Mitglieder, Freunde und Interessierte der Landsmannschaft Schlesien Nieder und Oberschlesien Orts-und Kreisverband Landshut e.V. nahmen Teil an einer Reise in die Oberpfalz, die im Vorfeld vom Vorstandsvorsitzenden Hans J. Kupke und Vorstandsmitglied Wilfried Kahl vorbereitet wurde.  Reiseleiter Hans J. Kupke nahm am Landshuter Busbahnhof in aller Früh die Mitreisenden in Empfang und begrüßte sie herzlich bei noch bedecktem Himmel. Die Klosterstadt Waldsassen, ein Ort mit 7000 Einwohnern war der erste Anlaufpunkt. Im Jahren 1133 gründete Markgraf Diepold III. das Zisterzienser Kloster. Die regen Aktivitäten der Mönche des Zisterzienser Klosters im Nordgau bis weit nach Böhmen hinein verschafften dem jungen Kloster rasch Machtzuwachs und vermehrten seine Bedeutung. Der noch heute gebräuchliche Begriff „Klosterstadt“ erinnert an die Verknüpfung mit der wechselvollen Geschichte des Klosters. Die  Bezeichnung „Stiftland“ leitet sich von der früheren Zugehörigkeit einiger Teilgebiete des Landkreises Tirschenreuth zum Klosterterritorium ab.

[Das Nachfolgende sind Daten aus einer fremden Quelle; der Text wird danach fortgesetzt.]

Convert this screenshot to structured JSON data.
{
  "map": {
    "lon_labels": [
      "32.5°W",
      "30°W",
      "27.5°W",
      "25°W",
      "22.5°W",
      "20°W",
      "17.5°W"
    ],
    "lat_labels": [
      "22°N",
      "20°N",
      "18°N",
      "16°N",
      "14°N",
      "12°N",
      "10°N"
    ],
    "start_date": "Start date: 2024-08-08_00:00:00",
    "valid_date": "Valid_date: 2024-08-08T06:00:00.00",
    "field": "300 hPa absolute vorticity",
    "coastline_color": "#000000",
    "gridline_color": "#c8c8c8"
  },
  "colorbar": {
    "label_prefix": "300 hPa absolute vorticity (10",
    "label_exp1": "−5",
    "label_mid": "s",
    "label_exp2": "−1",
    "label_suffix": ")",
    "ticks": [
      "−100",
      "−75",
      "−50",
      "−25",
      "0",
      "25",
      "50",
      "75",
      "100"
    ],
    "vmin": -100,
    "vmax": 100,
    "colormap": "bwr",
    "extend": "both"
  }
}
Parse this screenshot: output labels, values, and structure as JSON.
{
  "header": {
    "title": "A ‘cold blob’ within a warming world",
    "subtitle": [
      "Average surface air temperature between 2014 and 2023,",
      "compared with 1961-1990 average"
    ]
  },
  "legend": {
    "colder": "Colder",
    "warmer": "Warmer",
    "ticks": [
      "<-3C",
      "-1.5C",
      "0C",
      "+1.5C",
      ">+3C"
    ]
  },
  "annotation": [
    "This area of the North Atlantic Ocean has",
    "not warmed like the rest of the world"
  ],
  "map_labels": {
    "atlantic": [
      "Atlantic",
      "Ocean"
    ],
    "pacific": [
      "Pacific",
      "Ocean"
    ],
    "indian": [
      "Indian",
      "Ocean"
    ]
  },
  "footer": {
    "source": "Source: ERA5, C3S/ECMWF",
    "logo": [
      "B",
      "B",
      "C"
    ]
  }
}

Ein Muss war der Besuch in der berühmten Stiftsbibliothek der Abtei. Die Ausstattungspalette ist sowohl künstlerisch als auch inhaltlich einmalig. Lebensgroße Holzfiguren geschnitzt von Karl Stilp, Porträtbüsten von Persönlichkeiten aus der Antike, stattliche Deckengemälde, prachtvolle Bildnismedaillons der griechischen und lateinischen Kirchenlehre, Stuckreliefs mit filigranen Ornamenten, außergewöhnlich reichhaltige Regalschränke und nicht zuletzt sind es die kostbaren Bücher mit ihren gekalkten, weißen Einbänden, die den unvergesslichen Charakter des Raumes prägen.

Der Höhepunkt des Tages stellte die Führung durch die Basilika, eine der prächtigsten Barockbauten Süddeutschlands, dar.  Nach dem Dreißigjährigen Krieg war die Kirche eine der wirklich anspruchsvollsten Neubauten und, neben dem Passauer Dom, der größte Sakralbau Bayerns. Abt Martin Dallmayr (1612 – 1690) initiierte den Bau, vollendet wurde er von Abt Albert Hausner (1690 – 1710). Beide holten die berühmtesten Künstler wie: Abraham Leuthner, Georg und Christoph Dientzenhofer, Karl Stilp, um nur einige zu nennen.

In der Klostergaststätte war für die Schlesier gegen Mittag eine lange Tafel gedeckt, und es wurden Speisen von Schweinsbraten bis Fisch kredenzt.

Der Naturgarten des Klosters war die nächste Station. Geführt von einem Mitarbeiter des Gartens wurde man hier über die verschiedenen Kräuter und ihre gesundheitsfördernde Wirkung aufgeklärt. Sehenswert war das „andersgestaltete“ neue Holzhaus mit seiner Bienen-Sauna. Dort konnte man sich über das Leben und die Bedeutung der Bienen informieren. Im Laden mit eigenen Erzeugnissen erwarb der Eine oder Andere ein Mitbringsel.

Zum Abschluss des Tages ging es weiter zur Besichtigung und Führung durch die Wallfahrtskirche zur Heiligsten Dreifaltigkeit Kappl, ca. acht km außerhalb von Waldsassen. Kappl, mit ihrer besonderen Bauweise (dreischiffig) stellt eine einmalige Sehenswürdigkeit dar und ist eine der bekanntesten Bauwerke Dientzenhofers. Der Rosenkranzweg mit seinen fünfzehn Stationen stellt außerdem eine Besonderheit für Kunstkenner und Pilger dar.

Bei der Wallfahrtskirche befindet sich eine gutgeführte Gaststätte, wo die Wirtin selbstgebackene Kuchen und hausgemachte Gerichte bereit hielt und die Wallfahrer noch einmal zur Brotzeit einlud.

Einige Reisende absolvierten noch einen kleinen Verdauungsspaziergang bevor man, jetzt bei sonnigem Wetter, die Heimreise wieder antrat.